Les règles douloureuses concernent plus de la moitié des femmes dans le monde. Toutefois, rares sont les femmes qui viennent consulter un médecin pour cela. Elles se contentent de prendre quelques comprimés pour soulager la douleur ou encore préfèrent dormir et se reposer pour laisser passer la douleur.Ces douleurs rattachées à la menstruation peuvent pourtant être des symptômes de maladie grave telle l’endométriose. Il s’agit d’une pathologie affectant l’appareil génital féminin. Ses symptômes sont divers mais sont tous caractérisés par des douleurs. Et ces derniers ne se dissipent pas avec de simples antalgiques dans la majorité des cas. Les spécialistes la classifient en 4 stades différents selon les degrés de douleurs et les symptômes.

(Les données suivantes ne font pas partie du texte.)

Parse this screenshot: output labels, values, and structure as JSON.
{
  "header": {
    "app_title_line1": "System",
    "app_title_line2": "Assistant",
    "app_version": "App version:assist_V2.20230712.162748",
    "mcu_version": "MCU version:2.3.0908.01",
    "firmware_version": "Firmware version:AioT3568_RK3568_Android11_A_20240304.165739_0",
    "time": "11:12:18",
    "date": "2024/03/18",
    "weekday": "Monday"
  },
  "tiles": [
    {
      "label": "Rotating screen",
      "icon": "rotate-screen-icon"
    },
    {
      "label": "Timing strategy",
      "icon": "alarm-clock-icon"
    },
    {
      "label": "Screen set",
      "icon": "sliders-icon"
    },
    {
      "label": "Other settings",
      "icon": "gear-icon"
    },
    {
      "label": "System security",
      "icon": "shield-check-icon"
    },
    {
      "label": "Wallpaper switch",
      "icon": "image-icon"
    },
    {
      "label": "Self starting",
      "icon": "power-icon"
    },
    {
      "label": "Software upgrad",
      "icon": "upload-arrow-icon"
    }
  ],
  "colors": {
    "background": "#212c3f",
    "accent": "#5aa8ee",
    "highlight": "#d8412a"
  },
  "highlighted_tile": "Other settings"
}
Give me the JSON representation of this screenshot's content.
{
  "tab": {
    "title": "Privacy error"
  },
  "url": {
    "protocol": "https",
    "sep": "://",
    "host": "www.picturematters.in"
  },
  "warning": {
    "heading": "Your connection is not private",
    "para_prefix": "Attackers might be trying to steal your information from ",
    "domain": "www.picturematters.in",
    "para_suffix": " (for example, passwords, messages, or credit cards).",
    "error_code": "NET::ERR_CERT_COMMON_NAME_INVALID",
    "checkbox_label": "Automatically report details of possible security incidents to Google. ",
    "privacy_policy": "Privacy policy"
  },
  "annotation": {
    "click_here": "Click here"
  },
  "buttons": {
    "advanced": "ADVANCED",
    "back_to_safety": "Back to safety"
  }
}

Les causes de l’endométriose

L’endométriose est une anomalie gynécologique caractérisée par la présence de tissus de l’endomètre en dehors de l’utérus. Sa cause principale est la présence d’un reflux de sang dans l’abdomen via les trompes utérines. Lors des menstruations, des hémorragies surviennent auprès de ces endroits. Le sang peut être éliminé par l’organisme (fort saignement lors des règles). Dans le cas contraire, le saignement stagne quelque part et provoque les kystes ou nodules. Les symptômes de l’endométriose varient selon la localisation.
Il est à noter que de temps en temps, la maladie peut atteindre d’autres organes tel l’appareil digestif, l’appareil urinaire ou l’appareil respiratoire.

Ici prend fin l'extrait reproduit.